Look at all the metal flakes inside the slide.
Clean out the slide with a patch and some
solvent. I also used the soft bristle brush.
A nice clean slide.
Do the same with the handle full of metal flakes.
Put the barrel and spring back together the
same way they came apart just in reverse order.
Put a drop of lubrication oil here,
and another few drops here along the spring and wipe dry.
Another tip from Kevin:
Before re-assemebly make sure all the solvent is wiped dry. I find that compressed canned air works well for blowing out any residual solvent still hiding in hard to reach places. Inspect all the parts for wear, cracks, or breakage. Make sure to never over oil your gun. The better method for oiling any firearm is to use only a very very slightly dampened patch and wipe oil residue on the rails, lugs, and outside of the barrel before assembeling. All you need is a very slight and very thin film of oil on guns, you should barely be able to see it with you eyes. Remember that if you see any oil running or oosing out any time, you've got way too much oil.
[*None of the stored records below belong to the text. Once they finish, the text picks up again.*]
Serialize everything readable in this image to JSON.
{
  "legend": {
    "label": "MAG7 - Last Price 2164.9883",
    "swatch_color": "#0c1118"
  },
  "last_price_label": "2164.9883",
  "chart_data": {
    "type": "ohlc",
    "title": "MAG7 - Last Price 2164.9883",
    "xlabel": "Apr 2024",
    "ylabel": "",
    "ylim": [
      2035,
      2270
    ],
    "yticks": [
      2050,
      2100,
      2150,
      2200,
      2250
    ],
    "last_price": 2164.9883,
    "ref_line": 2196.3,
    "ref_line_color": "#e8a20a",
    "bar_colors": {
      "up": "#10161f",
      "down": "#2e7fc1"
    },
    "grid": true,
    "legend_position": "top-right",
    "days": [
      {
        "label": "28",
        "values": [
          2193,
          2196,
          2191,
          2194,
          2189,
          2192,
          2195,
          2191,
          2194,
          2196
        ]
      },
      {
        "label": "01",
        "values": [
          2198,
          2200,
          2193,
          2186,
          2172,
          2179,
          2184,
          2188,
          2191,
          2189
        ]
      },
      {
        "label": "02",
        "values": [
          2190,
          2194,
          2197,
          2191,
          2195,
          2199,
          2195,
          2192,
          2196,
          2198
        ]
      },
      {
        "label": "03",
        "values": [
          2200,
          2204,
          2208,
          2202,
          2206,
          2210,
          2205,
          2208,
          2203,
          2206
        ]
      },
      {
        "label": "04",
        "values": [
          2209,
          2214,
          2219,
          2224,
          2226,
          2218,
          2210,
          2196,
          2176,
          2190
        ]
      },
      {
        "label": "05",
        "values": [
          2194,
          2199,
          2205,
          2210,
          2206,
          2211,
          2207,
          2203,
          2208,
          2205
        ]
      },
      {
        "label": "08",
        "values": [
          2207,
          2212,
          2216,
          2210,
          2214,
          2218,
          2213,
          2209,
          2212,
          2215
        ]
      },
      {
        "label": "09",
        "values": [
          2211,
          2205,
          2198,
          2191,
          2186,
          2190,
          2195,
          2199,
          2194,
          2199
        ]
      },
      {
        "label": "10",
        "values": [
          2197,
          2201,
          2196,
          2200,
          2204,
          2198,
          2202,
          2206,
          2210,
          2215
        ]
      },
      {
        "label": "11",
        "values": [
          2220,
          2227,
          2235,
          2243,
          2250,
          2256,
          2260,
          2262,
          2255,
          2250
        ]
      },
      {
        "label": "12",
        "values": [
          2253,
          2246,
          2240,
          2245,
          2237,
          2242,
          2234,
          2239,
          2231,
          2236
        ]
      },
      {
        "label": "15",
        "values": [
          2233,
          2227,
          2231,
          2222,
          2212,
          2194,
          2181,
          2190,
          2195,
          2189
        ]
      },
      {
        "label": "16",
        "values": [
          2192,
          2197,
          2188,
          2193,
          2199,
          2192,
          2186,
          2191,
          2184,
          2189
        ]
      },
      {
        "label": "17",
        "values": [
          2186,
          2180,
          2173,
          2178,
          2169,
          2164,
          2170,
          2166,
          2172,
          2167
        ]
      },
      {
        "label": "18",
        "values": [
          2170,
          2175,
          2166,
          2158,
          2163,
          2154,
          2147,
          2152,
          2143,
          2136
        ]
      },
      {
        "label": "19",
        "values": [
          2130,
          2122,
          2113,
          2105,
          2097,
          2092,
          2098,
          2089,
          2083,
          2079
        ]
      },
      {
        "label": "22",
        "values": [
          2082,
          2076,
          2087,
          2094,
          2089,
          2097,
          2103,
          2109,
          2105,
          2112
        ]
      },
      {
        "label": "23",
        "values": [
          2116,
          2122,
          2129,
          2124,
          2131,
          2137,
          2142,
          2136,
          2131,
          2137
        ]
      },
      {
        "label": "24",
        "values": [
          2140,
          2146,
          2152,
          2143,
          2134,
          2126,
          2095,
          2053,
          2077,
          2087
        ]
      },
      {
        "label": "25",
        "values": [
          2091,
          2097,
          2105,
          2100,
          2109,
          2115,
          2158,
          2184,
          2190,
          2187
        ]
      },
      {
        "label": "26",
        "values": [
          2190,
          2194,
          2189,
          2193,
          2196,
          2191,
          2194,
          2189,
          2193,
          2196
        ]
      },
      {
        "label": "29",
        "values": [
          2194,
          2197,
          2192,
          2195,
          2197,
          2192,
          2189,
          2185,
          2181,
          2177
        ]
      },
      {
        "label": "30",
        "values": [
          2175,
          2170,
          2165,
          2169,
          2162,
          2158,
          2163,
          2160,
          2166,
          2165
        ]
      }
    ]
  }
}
Once in a while disassemble your magazines and clean them with solvent then wipe dry.
Put the slide back on the same way it came off. Pull it all the way back and lock it open with the slide catch lever.
Put the slide disassembly latch back in. UPDATE: Be sure that the barrel is all the way forward before attempting to replace the slide disassembly latch - Thanks to Bill Ellett for this tip.
See that spring? You will learn to hate that
spring. It makes insertion of the slide disassembly latch VERY difficult.
(NOTE: Good news, it loosens up after a while)
Orient the slide disassembly latch with the tab facing the rear of the
pistol and push it in. It will be hard.
but it does go in
load up some rounds
These are Winchester 9mm Luger 115Gr JHP.